Je n’ait pas à justifier une loi qui reconnait le droit, avec des différences locales notables, à l’achat et au port d’armes, certaines étant des « armes de guerres » (comme si c’était particulièrement choquant; on fait de nos jours des armes de chasse qui couchent des grizzly sur le coup, mais c’est le 5.56 qui fait flipper). Mais la restriction de ce droit ne va pas de soi non plus. La logique américaine c’est de dire que, de base, le peuple a tous les droits, et que faire des lois, et donc interdire des choses, est un mandat exceptionnel confié aux représentants élus, et que c’est à eux de justifier leurs décisions. Ca ne veut pas dire que n’est interdit que ce que la loi interdit, mais les autres interdictions sont contractuelles (au sens large) et privées. D’où, aussi cette spécificité américaine, choquante pour un français, que chaque échelon social/administratif est producteur de droit: la ville, le conté, l’état, la fédération, le droit (au sens juridique) ainsi produit est en quelque sorte l’officialisation et la reconnaissance légale de conventions (idéalement) reconnues par les habitants de l’unité territoriale.
Je crois qu’il y a quelque peu incohérence à prétendre que les acheteurs d’armes sont des paranos qui ont peur de leurs voisins, quand on utilise par ailleurs comme argument contre les armes la peur des parents pour la vie de leur enfants « avec toutes ces armes en libre circulation » (remplaçons « armes » par « tueurs », et ont a le discours réactionnaire-sécuritaire le plus pur, celui-là même que les anti-armes prétendent être la source du désir paranoïaque d’arme). A la limite, à être un crétin irrationnel, avoir la peur des brigands est malgré tout plus sensé qu’avoir peur des armes à feu, qui elles n’ont aucune volonté propre. Par ailleurs, au delà des rumeurs et des fantasmes, jamais je n’ai entendu parlé de particuliers achetant des chars d’assaut armés et en état de marche. Des châssis « démilitarisés », ça par contre, je dis pas. Les armes du temps des Founding Fathers étaient loin d’être de petit calibre: le Brown Bess, le fusil de base de l’armée britannique avait un calibre de 18mm, et le Charleville, son équivalent français, de 16.5mm. Mais à la limite, on s’en fout absolument, c’est un détail sans la moindre sorte d’importance.

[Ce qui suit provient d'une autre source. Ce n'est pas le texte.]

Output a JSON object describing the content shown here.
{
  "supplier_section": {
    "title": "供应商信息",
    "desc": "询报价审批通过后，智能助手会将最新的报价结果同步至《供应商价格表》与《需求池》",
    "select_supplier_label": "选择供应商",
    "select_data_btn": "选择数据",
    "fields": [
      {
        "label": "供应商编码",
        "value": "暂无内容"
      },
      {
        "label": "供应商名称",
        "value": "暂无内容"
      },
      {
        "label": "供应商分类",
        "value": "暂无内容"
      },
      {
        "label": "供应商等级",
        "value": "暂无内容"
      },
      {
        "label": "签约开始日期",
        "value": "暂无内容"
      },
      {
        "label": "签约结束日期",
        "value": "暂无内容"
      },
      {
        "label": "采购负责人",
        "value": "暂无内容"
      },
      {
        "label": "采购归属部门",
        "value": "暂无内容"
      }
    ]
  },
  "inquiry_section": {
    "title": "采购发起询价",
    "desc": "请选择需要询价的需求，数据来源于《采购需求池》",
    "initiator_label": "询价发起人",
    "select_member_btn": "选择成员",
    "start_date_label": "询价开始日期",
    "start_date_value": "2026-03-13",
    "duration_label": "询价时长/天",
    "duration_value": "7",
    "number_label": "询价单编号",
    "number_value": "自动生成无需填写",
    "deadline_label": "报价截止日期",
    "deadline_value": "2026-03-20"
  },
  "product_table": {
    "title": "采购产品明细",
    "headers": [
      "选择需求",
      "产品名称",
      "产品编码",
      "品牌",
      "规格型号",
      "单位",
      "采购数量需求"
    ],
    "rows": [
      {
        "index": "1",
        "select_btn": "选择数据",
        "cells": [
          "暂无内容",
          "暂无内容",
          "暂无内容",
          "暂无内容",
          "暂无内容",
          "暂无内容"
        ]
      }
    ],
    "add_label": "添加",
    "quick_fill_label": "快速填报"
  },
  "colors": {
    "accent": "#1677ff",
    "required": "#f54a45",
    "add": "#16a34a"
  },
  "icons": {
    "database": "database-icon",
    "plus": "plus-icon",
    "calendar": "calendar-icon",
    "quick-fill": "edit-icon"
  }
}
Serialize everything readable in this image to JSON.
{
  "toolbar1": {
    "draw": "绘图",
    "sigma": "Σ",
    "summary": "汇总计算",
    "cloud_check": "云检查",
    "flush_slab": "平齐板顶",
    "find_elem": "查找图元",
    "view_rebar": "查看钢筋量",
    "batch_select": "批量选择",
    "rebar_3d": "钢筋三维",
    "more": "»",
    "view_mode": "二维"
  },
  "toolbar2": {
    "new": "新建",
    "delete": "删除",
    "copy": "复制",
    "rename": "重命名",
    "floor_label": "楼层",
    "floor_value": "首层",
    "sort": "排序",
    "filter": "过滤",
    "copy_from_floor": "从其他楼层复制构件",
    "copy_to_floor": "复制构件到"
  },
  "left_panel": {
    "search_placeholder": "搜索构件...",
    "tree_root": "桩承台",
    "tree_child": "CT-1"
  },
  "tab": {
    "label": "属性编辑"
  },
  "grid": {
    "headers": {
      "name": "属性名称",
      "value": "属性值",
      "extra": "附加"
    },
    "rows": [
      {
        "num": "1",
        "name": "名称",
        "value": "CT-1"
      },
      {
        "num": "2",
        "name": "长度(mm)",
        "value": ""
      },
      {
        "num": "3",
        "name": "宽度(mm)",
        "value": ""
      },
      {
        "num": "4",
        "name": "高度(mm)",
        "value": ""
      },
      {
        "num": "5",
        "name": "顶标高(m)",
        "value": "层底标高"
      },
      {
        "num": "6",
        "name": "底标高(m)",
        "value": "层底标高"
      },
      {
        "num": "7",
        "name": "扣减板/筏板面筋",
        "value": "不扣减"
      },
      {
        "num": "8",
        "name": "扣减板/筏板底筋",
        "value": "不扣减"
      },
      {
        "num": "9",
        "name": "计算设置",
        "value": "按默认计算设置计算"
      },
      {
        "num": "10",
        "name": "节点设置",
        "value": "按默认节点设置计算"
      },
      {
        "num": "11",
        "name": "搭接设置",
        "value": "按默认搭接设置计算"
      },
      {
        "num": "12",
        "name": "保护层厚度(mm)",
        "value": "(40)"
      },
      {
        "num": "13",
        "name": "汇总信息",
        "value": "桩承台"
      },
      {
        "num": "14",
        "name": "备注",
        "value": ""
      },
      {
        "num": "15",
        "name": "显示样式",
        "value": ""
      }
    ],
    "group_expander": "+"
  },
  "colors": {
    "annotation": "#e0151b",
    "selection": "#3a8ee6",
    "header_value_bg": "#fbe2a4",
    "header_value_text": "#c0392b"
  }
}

Par contre, ce qui est grave, c’est d’imaginer que des choses qui ne sont pas explicitement interdites dans un texte de loi un peu ancien puissent l’être aujourd’hui sans autre justification que l’interprétation de la volonté de ceux qui ont fait la loi. Car alors comment, au contraire, supposer que ceux qui ont voté l’article du code de la route interdisant le stationnement en double-file, eux, voulaient que cet article s’applique encore dans une France de 63 millions d’habitants comportant peut-être cinq ou dix fois plus de voitures qu’à leur époque? Hein? A ce moment-là, autant abolir toute loi, ça va plus vite, car un jour, Mr X arrivant au pouvoir pourrait aussi demander à la nation, sur un ton rhétorique, si les lois de séparation des pouvoirs auraient été votés si, à l’époque, un homme aussi formidable que lui avait été présent. Et de répondre que non, en se déclarant du même mouvement souverain suprême du pays, et instituant son parti comme unique force de police et de jugement, n’ayant de compte à rendre qu’à lui.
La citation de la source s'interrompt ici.